Interessante observar que, comparando a atividade cerebral de meditadores
experientes aos iniciantes, estas atividades cerebrais aparecem diminuídas, o que
demonstra melhor autonomia no controle emocional e também um menor incômodo
em relação à dor.
Um estudo preliminar desenvolvido em Harvard pela doutora Sara Lazar e
seus colegas mostrou que, com o exercício da meditação de atenção plena,
aconteceu uma diminuição do volume da amígdala. Lent (2010) traz sua elaboração
sobre a amígdala, mais apropriadamente chamada de complexo amigdaloide, que,
por ser composta de diferentes grupos de núcleos, é considerada o “botão de
disparo” das reações emocionais. Para exercer tal função, recebe aferências
sensoriais através do tálamo, e aferências mais complexas do córtex. A amígdala
também envia projeções a várias regiões que participam da execução dos
comportamentos e ajustes fisiológicos característicos das emoções.

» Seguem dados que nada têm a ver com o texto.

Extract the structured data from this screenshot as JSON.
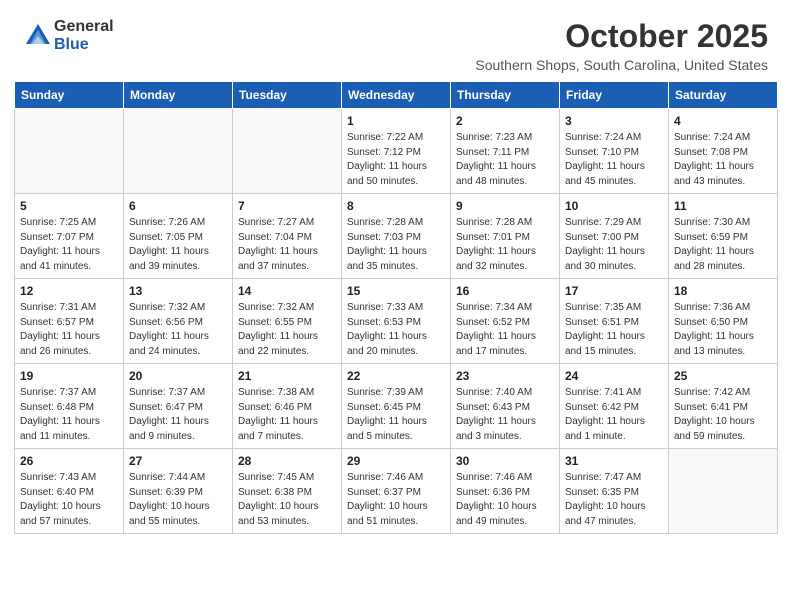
{
  "header": {
    "logo_general": "General",
    "logo_blue": "Blue",
    "month_title": "October 2025",
    "location": "Southern Shops, South Carolina, United States"
  },
  "weekdays": [
    "Sunday",
    "Monday",
    "Tuesday",
    "Wednesday",
    "Thursday",
    "Friday",
    "Saturday"
  ],
  "weeks": [
    [
      {
        "day": "",
        "info": ""
      },
      {
        "day": "",
        "info": ""
      },
      {
        "day": "",
        "info": ""
      },
      {
        "day": "1",
        "info": "Sunrise: 7:22 AM\nSunset: 7:12 PM\nDaylight: 11 hours\nand 50 minutes."
      },
      {
        "day": "2",
        "info": "Sunrise: 7:23 AM\nSunset: 7:11 PM\nDaylight: 11 hours\nand 48 minutes."
      },
      {
        "day": "3",
        "info": "Sunrise: 7:24 AM\nSunset: 7:10 PM\nDaylight: 11 hours\nand 45 minutes."
      },
      {
        "day": "4",
        "info": "Sunrise: 7:24 AM\nSunset: 7:08 PM\nDaylight: 11 hours\nand 43 minutes."
      }
    ],
    [
      {
        "day": "5",
        "info": "Sunrise: 7:25 AM\nSunset: 7:07 PM\nDaylight: 11 hours\nand 41 minutes."
      },
      {
        "day": "6",
        "info": "Sunrise: 7:26 AM\nSunset: 7:05 PM\nDaylight: 11 hours\nand 39 minutes."
      },
      {
        "day": "7",
        "info": "Sunrise: 7:27 AM\nSunset: 7:04 PM\nDaylight: 11 hours\nand 37 minutes."
      },
      {
        "day": "8",
        "info": "Sunrise: 7:28 AM\nSunset: 7:03 PM\nDaylight: 11 hours\nand 35 minutes."
      },
      {
        "day": "9",
        "info": "Sunrise: 7:28 AM\nSunset: 7:01 PM\nDaylight: 11 hours\nand 32 minutes."
      },
      {
        "day": "10",
        "info": "Sunrise: 7:29 AM\nSunset: 7:00 PM\nDaylight: 11 hours\nand 30 minutes."
      },
      {
        "day": "11",
        "info": "Sunrise: 7:30 AM\nSunset: 6:59 PM\nDaylight: 11 hours\nand 28 minutes."
      }
    ],
    [
      {
        "day": "12",
        "info": "Sunrise: 7:31 AM\nSunset: 6:57 PM\nDaylight: 11 hours\nand 26 minutes."
      },
      {
        "day": "13",
        "info": "Sunrise: 7:32 AM\nSunset: 6:56 PM\nDaylight: 11 hours\nand 24 minutes."
      },
      {
        "day": "14",
        "info": "Sunrise: 7:32 AM\nSunset: 6:55 PM\nDaylight: 11 hours\nand 22 minutes."
      },
      {
        "day": "15",
        "info": "Sunrise: 7:33 AM\nSunset: 6:53 PM\nDaylight: 11 hours\nand 20 minutes."
      },
      {
        "day": "16",
        "info": "Sunrise: 7:34 AM\nSunset: 6:52 PM\nDaylight: 11 hours\nand 17 minutes."
      },
      {
        "day": "17",
        "info": "Sunrise: 7:35 AM\nSunset: 6:51 PM\nDaylight: 11 hours\nand 15 minutes."
      },
      {
        "day": "18",
        "info": "Sunrise: 7:36 AM\nSunset: 6:50 PM\nDaylight: 11 hours\nand 13 minutes."
      }
    ],
    [
      {
        "day": "19",
        "info": "Sunrise: 7:37 AM\nSunset: 6:48 PM\nDaylight: 11 hours\nand 11 minutes."
      },
      {
        "day": "20",
        "info": "Sunrise: 7:37 AM\nSunset: 6:47 PM\nDaylight: 11 hours\nand 9 minutes."
      },
      {
        "day": "21",
        "info": "Sunrise: 7:38 AM\nSunset: 6:46 PM\nDaylight: 11 hours\nand 7 minutes."
      },
      {
        "day": "22",
        "info": "Sunrise: 7:39 AM\nSunset: 6:45 PM\nDaylight: 11 hours\nand 5 minutes."
      },
      {
        "day": "23",
        "info": "Sunrise: 7:40 AM\nSunset: 6:43 PM\nDaylight: 11 hours\nand 3 minutes."
      },
      {
        "day": "24",
        "info": "Sunrise: 7:41 AM\nSunset: 6:42 PM\nDaylight: 11 hours\nand 1 minute."
      },
      {
        "day": "25",
        "info": "Sunrise: 7:42 AM\nSunset: 6:41 PM\nDaylight: 10 hours\nand 59 minutes."
      }
    ],
    [
      {
        "day": "26",
        "info": "Sunrise: 7:43 AM\nSunset: 6:40 PM\nDaylight: 10 hours\nand 57 minutes."
      },
      {
        "day": "27",
        "info": "Sunrise: 7:44 AM\nSunset: 6:39 PM\nDaylight: 10 hours\nand 55 minutes."
      },
      {
        "day": "28",
        "info": "Sunrise: 7:45 AM\nSunset: 6:38 PM\nDaylight: 10 hours\nand 53 minutes."
      },
      {
        "day": "29",
        "info": "Sunrise: 7:46 AM\nSunset: 6:37 PM\nDaylight: 10 hours\nand 51 minutes."
      },
      {
        "day": "30",
        "info": "Sunrise: 7:46 AM\nSunset: 6:36 PM\nDaylight: 10 hours\nand 49 minutes."
      },
      {
        "day": "31",
        "info": "Sunrise: 7:47 AM\nSunset: 6:35 PM\nDaylight: 10 hours\nand 47 minutes."
      },
      {
        "day": "",
        "info": ""
      }
    ]
  ]
}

Sua participação nas reações de medo envolve, além do disparo das
manifestações biológicas e de reações comportamentais correspondentes, um
componente importante de memória. O medo condicionado é uma forma de
memória implícita e depende inteiramente da amígdala.
Como nas reações de medo, a amígdala é o “botão de disparo” da raiva e sua
conexão com o hipotálamo é a via de saída para as reações correspondentes. A
amígdala e o hipotálamo estão conectados com a grísea periaquedutal, que é a
coordenadora do comportamento de ataque defensivo característico do medo. Com
essas funções, os participantes da pesquisa de Harvard apresentaram a tendência a
administrarem melhor o medo e a controlarem o estresse.

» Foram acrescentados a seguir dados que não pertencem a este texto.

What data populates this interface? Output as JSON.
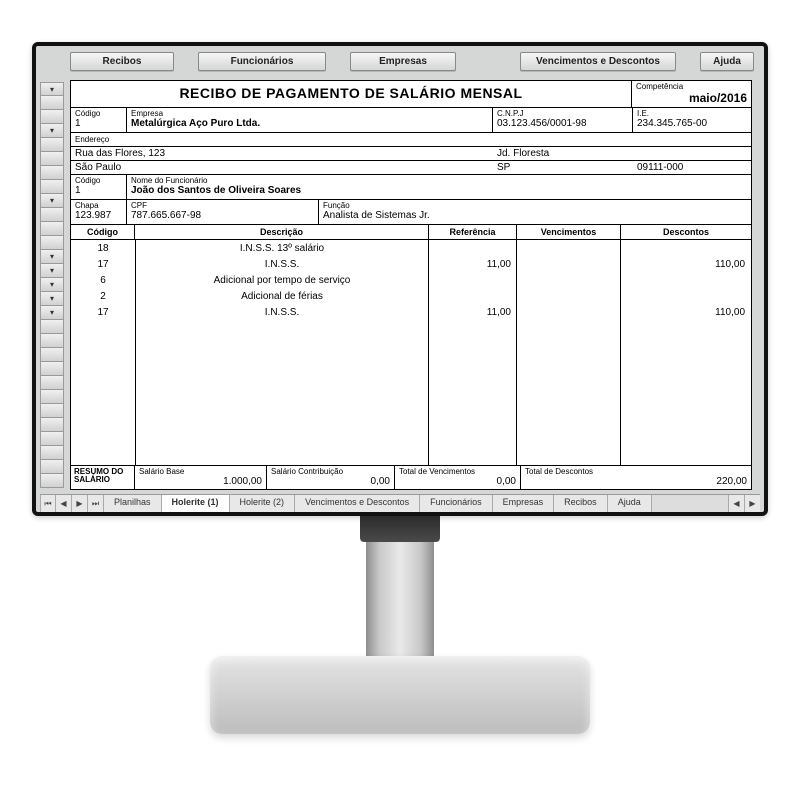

Outra pesquisa realizada por um grupo da Universidade da Califórnia em
2009, utilizando ressonância magnética de imagem (MRI) de alta resolução para
estudar o cérebro de meditadores, constatou que certas regiões dos cérebros de
meditadores, há muitos anos praticantes, apresentavam alterações no tamanho, em
relação aos correspondentes dos cérebros de não meditadores do grupo controle.
Também obtiveram resultados significativos relacionados ao maior controle
emocional pelos meditadores experientes, o que foi corroborado com a pesquisa de
Harvard.
Considerações Finais
No decorrer da pesquisa, percebeu-se que a meditação traz uma considerável
melhora para o corpo e para a mente, por meio de técnicas praticadas há milênios.

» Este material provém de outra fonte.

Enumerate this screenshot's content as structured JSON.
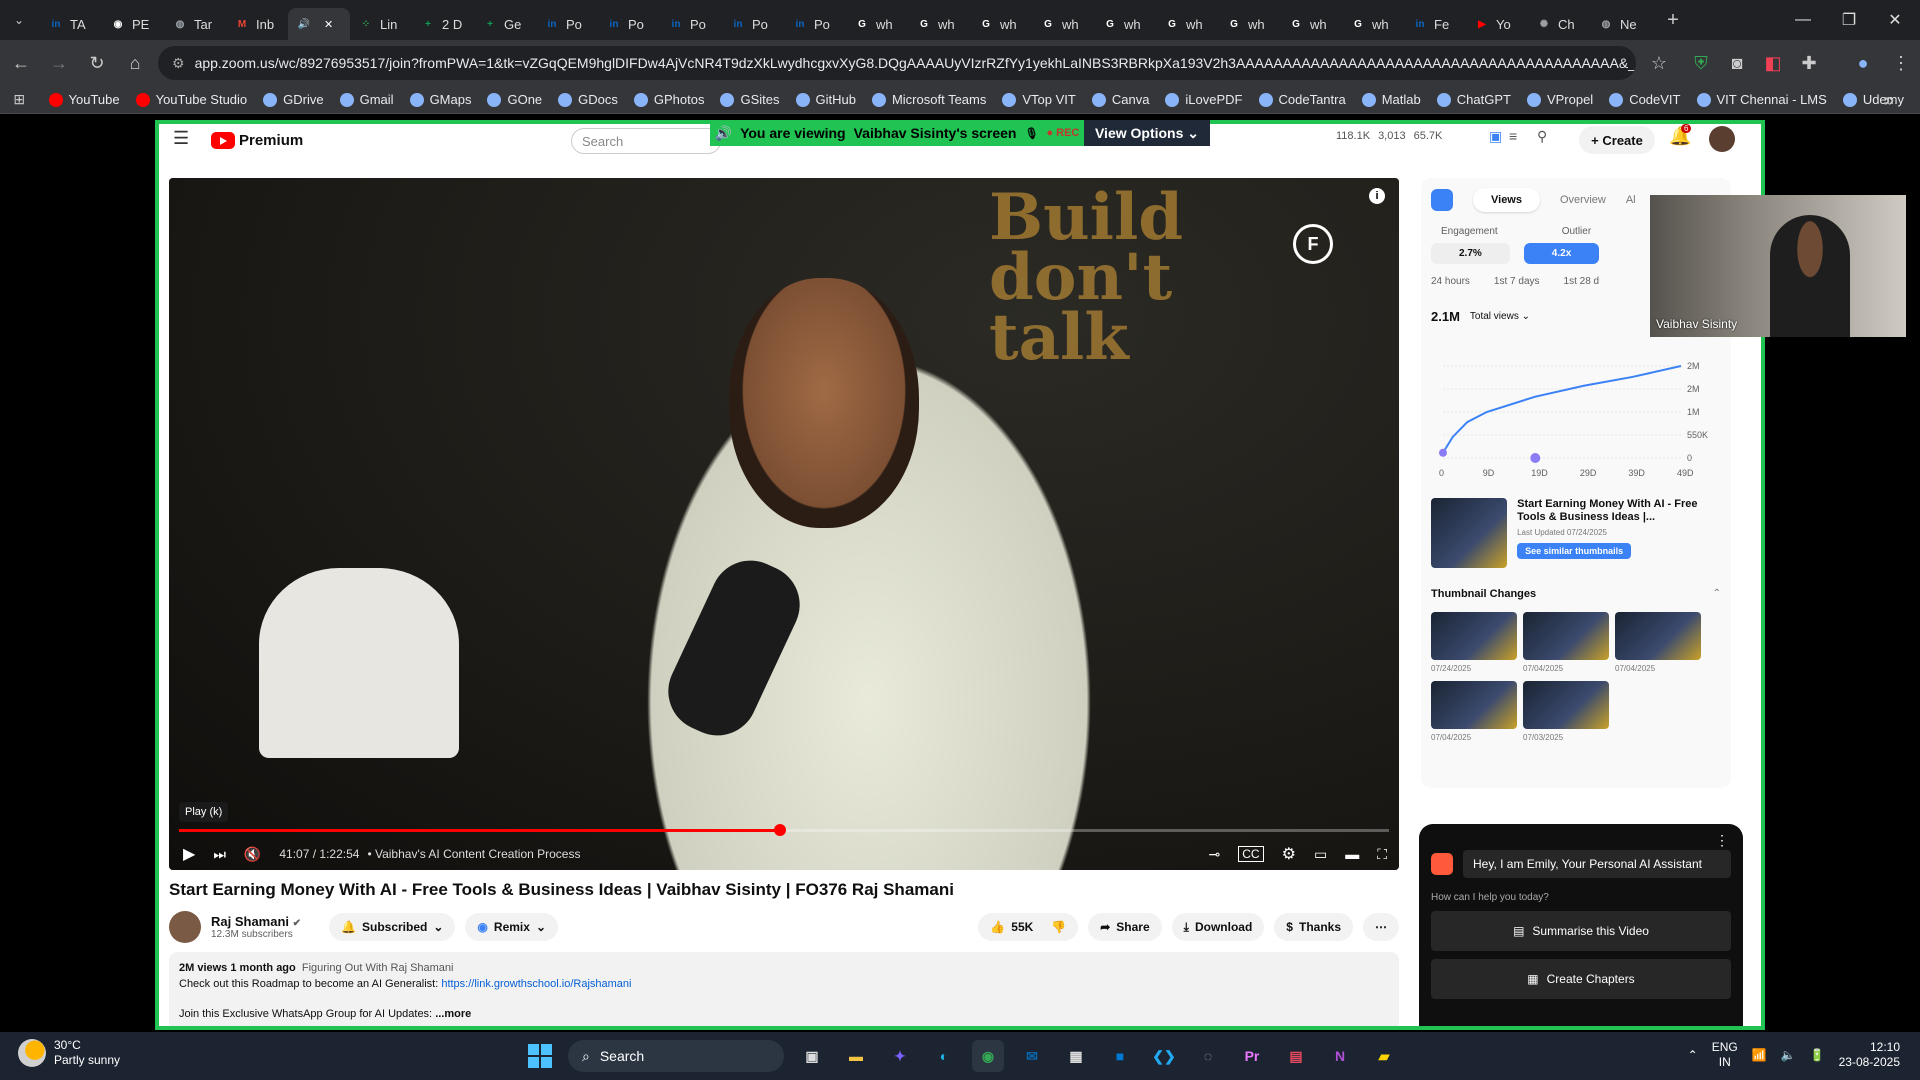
{
  "browser": {
    "tabs": [
      {
        "label": "TA",
        "icon": "linkedin-icon",
        "color": "#0a66c2",
        "glyph": "in"
      },
      {
        "label": "PE",
        "icon": "github-icon",
        "color": "#ffffff",
        "glyph": "◉"
      },
      {
        "label": "Tar",
        "icon": "globe-icon",
        "color": "#9aa0a6",
        "glyph": "◍"
      },
      {
        "label": "Inb",
        "icon": "gmail-icon",
        "color": "#ea4335",
        "glyph": "M"
      },
      {
        "label": "",
        "icon": "audio-icon",
        "color": "#9aa0a6",
        "glyph": "🔊",
        "active": true
      },
      {
        "label": "Lin",
        "icon": "linear-icon",
        "color": "#34a853",
        "glyph": "⁘"
      },
      {
        "label": "2 D",
        "icon": "sheets-icon",
        "color": "#0f9d58",
        "glyph": "+"
      },
      {
        "label": "Ge",
        "icon": "sheets-icon",
        "color": "#0f9d58",
        "glyph": "+"
      },
      {
        "label": "Po",
        "icon": "linkedin-icon",
        "color": "#0a66c2",
        "glyph": "in"
      },
      {
        "label": "Po",
        "icon": "linkedin-icon",
        "color": "#0a66c2",
        "glyph": "in"
      },
      {
        "label": "Po",
        "icon": "linkedin-icon",
        "color": "#0a66c2",
        "glyph": "in"
      },
      {
        "label": "Po",
        "icon": "linkedin-icon",
        "color": "#0a66c2",
        "glyph": "in"
      },
      {
        "label": "Po",
        "icon": "linkedin-icon",
        "color": "#0a66c2",
        "glyph": "in"
      },
      {
        "label": "wh",
        "icon": "chrome-icon",
        "color": "#ffffff",
        "glyph": "G"
      },
      {
        "label": "wh",
        "icon": "chrome-icon",
        "color": "#ffffff",
        "glyph": "G"
      },
      {
        "label": "wh",
        "icon": "chrome-icon",
        "color": "#ffffff",
        "glyph": "G"
      },
      {
        "label": "wh",
        "icon": "chrome-icon",
        "color": "#ffffff",
        "glyph": "G"
      },
      {
        "label": "wh",
        "icon": "chrome-icon",
        "color": "#ffffff",
        "glyph": "G"
      },
      {
        "label": "wh",
        "icon": "chrome-icon",
        "color": "#ffffff",
        "glyph": "G"
      },
      {
        "label": "wh",
        "icon": "chrome-icon",
        "color": "#ffffff",
        "glyph": "G"
      },
      {
        "label": "wh",
        "icon": "chrome-icon",
        "color": "#ffffff",
        "glyph": "G"
      },
      {
        "label": "wh",
        "icon": "chrome-icon",
        "color": "#ffffff",
        "glyph": "G"
      },
      {
        "label": "Fe",
        "icon": "linkedin-icon",
        "color": "#0a66c2",
        "glyph": "in"
      },
      {
        "label": "Yo",
        "icon": "youtube-icon",
        "color": "#ff0000",
        "glyph": "▶"
      },
      {
        "label": "Ch",
        "icon": "openai-icon",
        "color": "#9aa0a6",
        "glyph": "✺"
      },
      {
        "label": "Ne",
        "icon": "globe-icon",
        "color": "#9aa0a6",
        "glyph": "◍"
      }
    ],
    "url": "app.zoom.us/wc/89276953517/join?fromPWA=1&tk=vZGqQEM9hglDIFDw4AjVcNR4T9dzXkLwydhcgxvXyG8.DQgAAAAUyVIzrRZfYy1yekhLaINBS3RBRkpXa193V2h3AAAAAAAAAAAAAAAAAAAAAAAAAAAAAAAAAAAAAAAAA&_x_zm_r...",
    "bookmarks": [
      "YouTube",
      "YouTube Studio",
      "GDrive",
      "Gmail",
      "GMaps",
      "GOne",
      "GDocs",
      "GPhotos",
      "GSites",
      "GitHub",
      "Microsoft Teams",
      "VTop VIT",
      "Canva",
      "iLovePDF",
      "CodeTantra",
      "Matlab",
      "ChatGPT",
      "VPropel",
      "CodeVIT",
      "VIT Chennai - LMS",
      "Udemy"
    ]
  },
  "zoom": {
    "banner_text": "You are viewing",
    "banner_name": "Vaibhav Sisinty's screen",
    "rec": "REC",
    "view_options": "View Options",
    "participant_name": "Vaibhav Sisinty"
  },
  "youtube": {
    "logo_text": "Premium",
    "search_placeholder": "Search",
    "stats": [
      "118.1K",
      "3,013",
      "65.7K"
    ],
    "create": "Create",
    "notif_count": "6",
    "tooltip": "Play (k)",
    "time": "41:07 / 1:22:54",
    "chapter": "• Vaibhav's AI Content Creation Process",
    "progress": 0.497,
    "title": "Start Earning Money With AI - Free Tools & Business Ideas | Vaibhav Sisinty | FO376 Raj Shamani",
    "channel": "Raj Shamani",
    "subscribers": "12.3M subscribers",
    "subscribed": "Subscribed",
    "remix": "Remix",
    "likes": "55K",
    "share": "Share",
    "download": "Download",
    "thanks": "Thanks",
    "desc_meta": "2M views  1 month ago",
    "desc_tag": "Figuring Out With Raj Shamani",
    "desc_line": "Check out this Roadmap to become an AI Generalist:",
    "desc_link": "https://link.growthschool.io/Rajshamani",
    "desc_line2": "Join this Exclusive WhatsApp Group for AI Updates:",
    "desc_more": "...more"
  },
  "analytics": {
    "tabs": [
      "Views",
      "Overview",
      "Al"
    ],
    "engagement_label": "Engagement",
    "outlier_label": "Outlier",
    "engagement": "2.7%",
    "outlier": "4.2x",
    "periods": [
      "24 hours",
      "1st 7 days",
      "1st 28 d"
    ],
    "total": "2.1M",
    "total_label": "Total views",
    "card_title": "Start Earning Money With AI - Free Tools & Business Ideas |...",
    "card_date": "Last Updated 07/24/2025",
    "similar": "See similar thumbnails",
    "thumb_changes": "Thumbnail Changes",
    "thumb_dates": [
      "07/24/2025",
      "07/04/2025",
      "07/04/2025",
      "07/04/2025",
      "07/03/2025"
    ]
  },
  "chart_data": {
    "type": "line",
    "x_ticks": [
      "0",
      "9D",
      "19D",
      "29D",
      "39D",
      "49D"
    ],
    "y_ticks": [
      "2M",
      "2M",
      "1M",
      "550K",
      "0"
    ],
    "x": [
      0,
      2,
      5,
      9,
      19,
      29,
      39,
      49
    ],
    "values": [
      120000,
      480000,
      820000,
      1050000,
      1400000,
      1650000,
      1850000,
      2100000
    ],
    "ylim": [
      0,
      2100000
    ],
    "title": "",
    "xlabel": "",
    "ylabel": ""
  },
  "assistant": {
    "greeting": "Hey, I am Emily, Your Personal AI Assistant",
    "help": "How can I help you today?",
    "buttons": [
      "Summarise this Video",
      "Create Chapters"
    ]
  },
  "taskbar": {
    "temp": "30°C",
    "weather": "Partly sunny",
    "search": "Search",
    "lang1": "ENG",
    "lang2": "IN",
    "time": "12:10",
    "date": "23-08-2025"
  },
  "colors": {
    "zoom_green": "#21c353",
    "yt_red": "#ff0000",
    "accent_blue": "#3b82f6"
  }
}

Devido aos seus benefícios, vários profissionais da saúde voltam sua atenção a esta
técnica como meio de fortalecimento das funções cerebrais, aperfeiçoando a
cognição e a emoção através da manutenção do foco, de modo que o indivíduo não
desvencilhe sua concentração para outro estímulo e vivencie experiências místicas,
ou seja, um estado alterado de consciência.
No Ocidente, a meditação tem ganhado destaque com evidências de
conceituadas pesquisas na promoção da qualidade de vida. Diante dos estímulos
estressores de um mundo globalizado e da necessidade de aperfeiçoamento das
funções cognitivas, a importância que permeia tal prática tem sustentado religiões e
filosofias e elevado a meditação à condição de parte intrínseca na história da
humanidade.
Os benefícios que a meditação oferece chamam a atenção na atualidade,
principalmente pelas melhores condições de acompanhar e aferir os resultados
através de exames reconhecidos no campo científico. Com as informações
divulgadas, o conhecimento da técnica expande para além do meio religioso,
diminuindo atitudes preconceituosas em relação a um exercício de concentração
que pode ser útil para a memória, a atenção e as relações sociais.
A iniciativa em estudar e descobrir o que já existe sobre este assunto
proporcionou ao grupo ampliar um pouco mais as fronteiras do saber, gerando a
sensação de que existe muito para ser aprendido e discutido. A responsabilidade em
disseminar as relações alcançadas através da pesquisa bibliográfica move a
investigação na direção das publicações científicas, de modo que é possível
perceber o quanto nossa máquina cerebral pode nos contemplar com capacidades
surpreendentes. Como se aguardando que sejam utilizadas por nós, essas
capacidades estão à nossa disposição, aguardando disciplina e interesse para nos
oferecer maiores condições de atenção, concentração, memória, diminuição de
ansiedade e melhores relacionamentos sociais.